By Jonathan Birnbaum, Founder & CEO
Today, I’m excited to announce a major milestone for OpenYield: we’ve closed a seed round, bringing our total funding to $7 million. This marks a pivotal step forward in our mission to transform bond trading and build the bond market of the future.
At inception, we set out to tackle a notorious problem: trading bonds remains both challenging and costly. We considered two paths:
- Develop software to wrap around existing venues and dealers — a connectivity solution.
- Create a new venue and reimagine the market structure itself — a marketplace solution.
We chose the second path because it empowered us to set new trading standards via our ATS protocol that others could adopt, instead of vice versa.
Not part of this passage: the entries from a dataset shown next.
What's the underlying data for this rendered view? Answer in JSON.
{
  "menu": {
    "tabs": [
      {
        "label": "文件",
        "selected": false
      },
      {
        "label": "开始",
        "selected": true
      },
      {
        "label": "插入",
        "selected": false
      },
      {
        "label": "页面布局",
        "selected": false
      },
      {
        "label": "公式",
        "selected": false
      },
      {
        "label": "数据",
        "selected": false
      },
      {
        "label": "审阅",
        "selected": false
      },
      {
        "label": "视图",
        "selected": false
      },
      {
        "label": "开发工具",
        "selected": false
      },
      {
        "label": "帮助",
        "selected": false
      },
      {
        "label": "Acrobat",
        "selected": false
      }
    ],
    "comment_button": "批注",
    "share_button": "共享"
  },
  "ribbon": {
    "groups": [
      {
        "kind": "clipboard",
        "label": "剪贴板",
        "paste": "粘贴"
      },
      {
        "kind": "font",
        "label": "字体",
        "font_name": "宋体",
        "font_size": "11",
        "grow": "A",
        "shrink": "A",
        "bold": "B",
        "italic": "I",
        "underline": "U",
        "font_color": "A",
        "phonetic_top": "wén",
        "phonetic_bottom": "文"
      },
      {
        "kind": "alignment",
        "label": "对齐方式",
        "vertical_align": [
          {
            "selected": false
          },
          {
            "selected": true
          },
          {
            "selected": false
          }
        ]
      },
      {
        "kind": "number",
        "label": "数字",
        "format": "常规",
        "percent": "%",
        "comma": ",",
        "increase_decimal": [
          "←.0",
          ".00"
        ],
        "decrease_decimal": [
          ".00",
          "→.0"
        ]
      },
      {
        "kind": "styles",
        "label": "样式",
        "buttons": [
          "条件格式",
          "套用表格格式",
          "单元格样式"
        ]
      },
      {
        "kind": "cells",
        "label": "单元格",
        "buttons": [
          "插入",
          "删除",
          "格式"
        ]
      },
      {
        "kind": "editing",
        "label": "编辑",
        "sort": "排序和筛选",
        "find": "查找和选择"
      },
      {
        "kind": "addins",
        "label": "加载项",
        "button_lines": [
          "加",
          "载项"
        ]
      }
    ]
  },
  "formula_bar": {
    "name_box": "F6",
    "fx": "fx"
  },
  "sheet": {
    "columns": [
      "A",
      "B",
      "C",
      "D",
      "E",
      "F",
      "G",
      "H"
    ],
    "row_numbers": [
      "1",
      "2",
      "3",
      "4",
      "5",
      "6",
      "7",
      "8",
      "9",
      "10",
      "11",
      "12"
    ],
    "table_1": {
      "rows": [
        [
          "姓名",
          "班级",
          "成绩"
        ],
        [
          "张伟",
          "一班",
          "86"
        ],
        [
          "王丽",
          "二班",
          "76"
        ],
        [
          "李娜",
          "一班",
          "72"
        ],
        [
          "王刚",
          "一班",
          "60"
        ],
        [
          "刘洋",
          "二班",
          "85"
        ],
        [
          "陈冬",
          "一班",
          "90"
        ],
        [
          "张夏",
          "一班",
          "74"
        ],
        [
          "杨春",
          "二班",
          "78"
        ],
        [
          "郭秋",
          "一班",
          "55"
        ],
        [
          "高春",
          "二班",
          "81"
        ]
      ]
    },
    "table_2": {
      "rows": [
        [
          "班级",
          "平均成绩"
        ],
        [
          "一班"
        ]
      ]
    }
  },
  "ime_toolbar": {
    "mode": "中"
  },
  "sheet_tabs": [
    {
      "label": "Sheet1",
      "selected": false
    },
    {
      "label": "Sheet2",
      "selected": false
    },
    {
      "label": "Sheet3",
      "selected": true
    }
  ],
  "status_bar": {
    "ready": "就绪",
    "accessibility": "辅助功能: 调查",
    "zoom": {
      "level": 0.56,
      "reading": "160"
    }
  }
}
Consequently, the OpenYield marketplace upends the status quo with 100% firm prices with no minimums, prioritizing transparency and efficiency for all participants.
Participants need the pipes and tools to generate and route orders, so we’re encouraged by the surge of investment in connectivity solutions, execution management systems (EMS), portfolio platforms, and data/analytics products. The rapidly digitizing world of fixed income is ushering in a new, more connected ecosystem, accelerating the distribution of our marketplace.
Since launch, we’ve onboarded prominent liquidity providers and subscribers who can now access tens of thousands of bonds across Treasurys, corporates and munis in real time. We count 20+ institutional subscribers, including Apex Clearing, FMSBonds, Belle Haven Investments and Maritime Capital, joining leading firms such as Flow Traders and TD Securities Automated Trading. We leveraged cutting-edge technology to build our systems from scratch, giving us the flexibility to move quickly and continuously improve the trading experience.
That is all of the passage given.